WP1 : Analyse de l'hétérogénéité des échantillons et de l'identité cellulaire
Modélisation de l'hétérogénéité : Les modèles à variables latentes ont permis de modéliser les données de comptage comme les données scRNA. Les modèles Poisson log-normal (PLN) multivariés ont servi de base, et des modèles graphiques ont exploré l'hétérogénéité cellulaire via des techniques comme t-SNE et UMAP.
Passage à l'échelle : Des implémentations adaptées aux données de cellule unique ont été développées, incluant des algorithmes d'estimation (approches variationnelles, stochastiques, hybrides). Des techniques comme la méthode de Nystrom et des calculs sur GPU ont amélioré la scalabilité des algorithmes.
WP2 : Modélisation de la différenciation cellulaire et des dynamiques de régulation génétique
Inférence causale des GRN : Nous avons conçu des algorithmes variationnels pour estimer des modèles graphiques basés sur le modèle PLN. Une version adaptée à l'inflation des zéros, typique des données de cellule unique, a été développée, tout comme l'étude de la précision des estimateurs.
Inférence dynamique des GRN : Nous avons utilisé des processus de Markov déterministes par morceaux (PDMP) pour modéliser la régulation génique et proposé une réduction en modèle discret simplifié. Des outils analytiques et numériques ont exploré les réseaux de régulation génique (GRN). Enfin, nous avons travaillé sur l'inférence des GRN à partir de profils transcriptionnels et conçu un algorithme de simulation basé sur la maximisation de vraisemblance.
WP3 : Exploration de la multi-omique en cellule unique
États de la chromatine : Nous avons évalué l'impact des paramètres des pipelines d'analyse sur la qualité des représentations sc-épigénomiques. Des cadres théoriques ont été proposés pour modéliser l'incertitude des coordonnées sc-ChIP-seq et gérer les tests multiples. Une approche non paramétrique basée sur des méthodes à noyau a été conçue pour tester les différences entre distributions sc-ChIP-seq.
Structure 3D du génome et intégration multi-omique : En raison du départ de certains collaborateurs (JP Vert et C. Gayral), ces parties du projet n’ont pas été développées.
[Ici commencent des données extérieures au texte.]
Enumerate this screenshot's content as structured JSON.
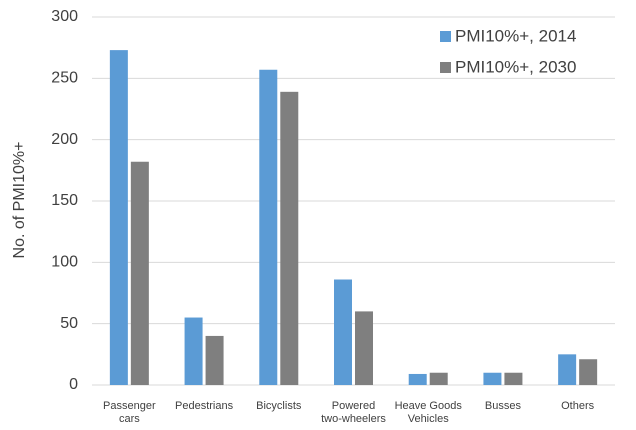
{
  "chart_data": {
    "type": "bar",
    "y_label": "No. of PMI10%+",
    "categories": [
      "Passenger\ncars",
      "Pedestrians",
      "Bicyclists",
      "Powered\ntwo-wheelers",
      "Heave Goods\nVehicles",
      "Busses",
      "Others"
    ],
    "series": [
      {
        "name": "PMI10%+, 2014",
        "color": "#5b9bd5",
        "values": [
          273,
          55,
          257,
          86,
          9,
          10,
          25
        ]
      },
      {
        "name": "PMI10%+, 2030",
        "color": "#7f7f7f",
        "values": [
          182,
          40,
          239,
          60,
          10,
          10,
          21
        ]
      }
    ],
    "ylim": [
      0,
      300
    ],
    "yticks": [
      0,
      50,
      100,
      150,
      200,
      250,
      300
    ],
    "grid": true,
    "legend": "top-right"
  }
}
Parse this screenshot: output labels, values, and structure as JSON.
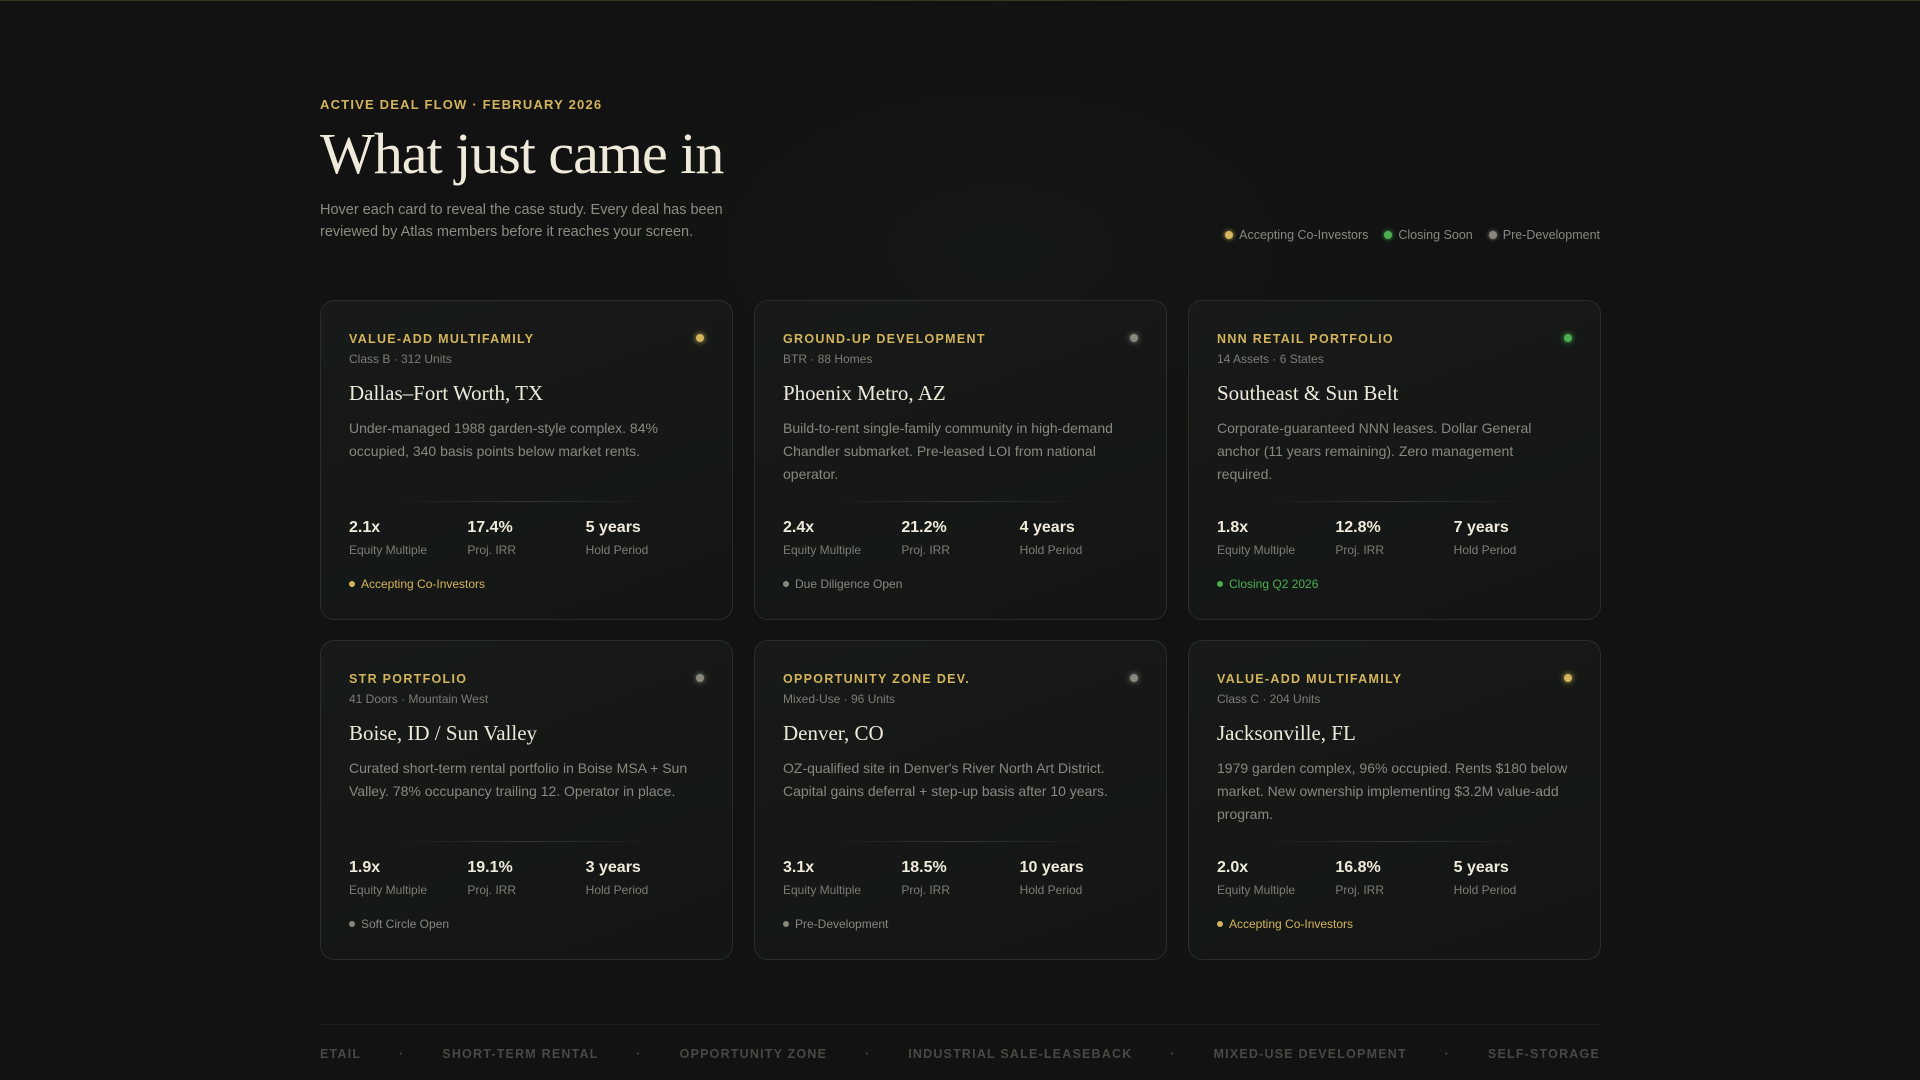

WP1 : Analyse de l’hétérogénéité des échantillons et de l’identité cellulaire
Modélisation de l’hétérogénéité : Nous avons proposé le package pyPLNmodels (sur PyPI) pour utiliser le modèle Poisson log-normal, incluant une option pour l’inflation des zéros. Ce package est complété par prob-dim-red, qui implémente la PCA probabiliste gaussienne (pPCA). Nous avons également fourni le premier cadre théorique caractérisant la nature probabiliste des méthodes de réduction de dimension (SNE, UMAP). En outre, nous avons développé le package ktest, qui effectue des analyses différentielles non linéaires basées sur des méthodes à noyau.
Passage à l’échelle : Nous avons conçu un cadre algorithmique combinant deux variantes de gradient stochastique pour améliorer la scalabilité de nos méthodes. Nous avons aussi démontré la consistance des techniques de rééchantillonnage pour des tests non paramétriques.
Applications : Nous avons étudié la diversité de l’expression génique de la réponse immunitaire après vaccination, montrant comment des clones de cellules T contribuent à cette hétérogénéité.
WP2 : Modélisation de la différenciation cellulaire et des dynamiques de régulation génétique
Inférence causale des GRN : Le package PLN a été mis à jour pour permettre l’inférence de réseaux de régulation génique (GRN) à partir de données scRNASeq avec inflation des zéros.
Inférence dynamique des GRN : Nous avons développé CARDAMOM, un nouvel algorithme pour inférer un GRN à partir de données scRNA-seq temporelles. Il s’appuie sur le concept de métastabilité pour réaliser l’inférence, une première. Nous avons également obtenu des résultats analytiques pour simplifier les modèles de Markov déterministes par morceaux (PDMP), permettant de décrire le fonctionnement d’un GRN sous-jacent.
WP3 : Exploration de la multi-omique en cellule unique
États de la chromatine : Nous avons évalué l’impact des paramètres d’analyse sur les données sc-ChIP-seq et développé la première méthode de réduction de dimension (PCA) adaptée aux processus ponctuels. Ces travaux permettent de caractériser l’hétérogénéité des données sc-ChIP-seq.
Grâce à ktest, nous avons identifié une population réservoir potentielle de cellules cancéreuses liée à la résistance au traitement du cancer du sein. Enfin, nous avons proposé une méthode de tests multiples prenant en compte la distribution spatiale des données génomiques structurées en 1D.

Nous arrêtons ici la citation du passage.